Pemerintah Provinsi Jawa Barat mengambil langkah ekstrem demi mengawal proses seleksi yang bersih, objektif, dan adil. Target utamanya adalah melahirkan generasi berprestasi tanpa adanya campur tangan ataupun fasilitas khusus dari pihak luar.
Langkah preventif ini diambil bersamaan dengan momentum penting di pekan terakhir bulan Mei. Pendaftaran SPMB Jabar 2026 dimulai pada Senin (25/5/2026) ini khusus untuk calon siswa Sekolah Maung.
Gubernur Jawa Barat Dedi Mulyadi bersikap sangat keras terhadap potensi kecurangan di sekolah unggulan yang baru dibentuk tersebut.
Guna memastikan kualitas input peserta didik baru, ia tidak ragu untuk menggunakan kewenangannya dalam menertibkan aparatur sipil maupun panitia yang melanggar komitmen bersama.

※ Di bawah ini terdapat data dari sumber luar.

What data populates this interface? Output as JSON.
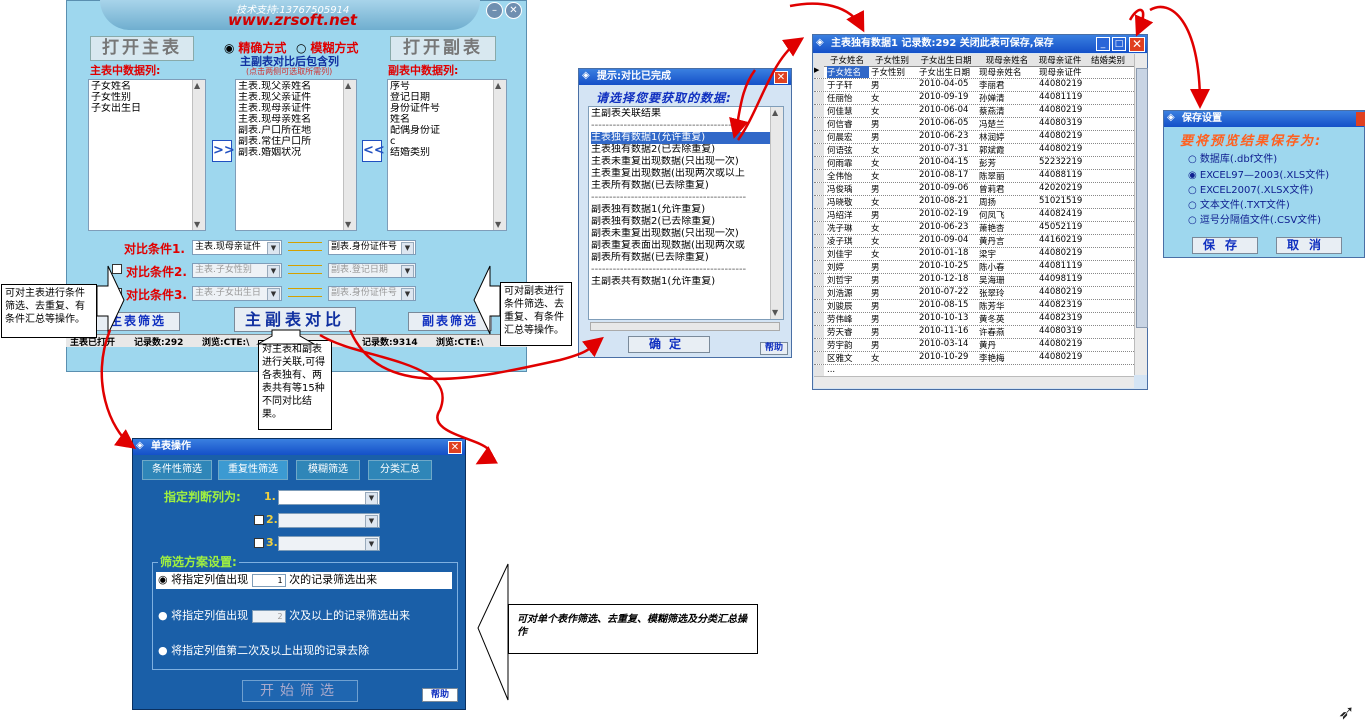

“Saya tidak segan-segan untuk memberhentikan kepala sekolah, memberhentikan panitia, memberhentikan siapa pun yang terlibat dari proses yang tidak terpuji dari sekolah unggul,” ujarnya, Senin (25/5/2026).
Baca Juga: Kolaborasi TNI dan Swasta Hidupkan Semangat Berbagi
Mantan Bupati Purwakarta tersebut mengonfirmasi bahwa keseriusan ini bukan sekadar gertakan normatif.
Sanksi pidana dan sanksi sosial berupa pengumuman identitas pelaku ke hadapan umum telah disiapkan jika ditemukan adanya pemaksaan kehendak atau nepotisme selama masa penerimaan siswa baru berlangsung.
Hal ini dilakukan karena institusi pendidikan tersebut didesain khusus mencetak kader-kader terbaik berdasarkan kemampuan murni.
“Tidak boleh ada budaya titip-menitip dan kami tidak akan segan-segan untuk memproses hukum bagi siapa pun yang nanti terbukti terlibat melakukan penyimpangan,” katanya.
Ia menambahkan, keterbukaan informasi akan menjadi senjata utama untuk menangkal intervensi dari pihak-pihak yang merasa memiliki pengaruh besar.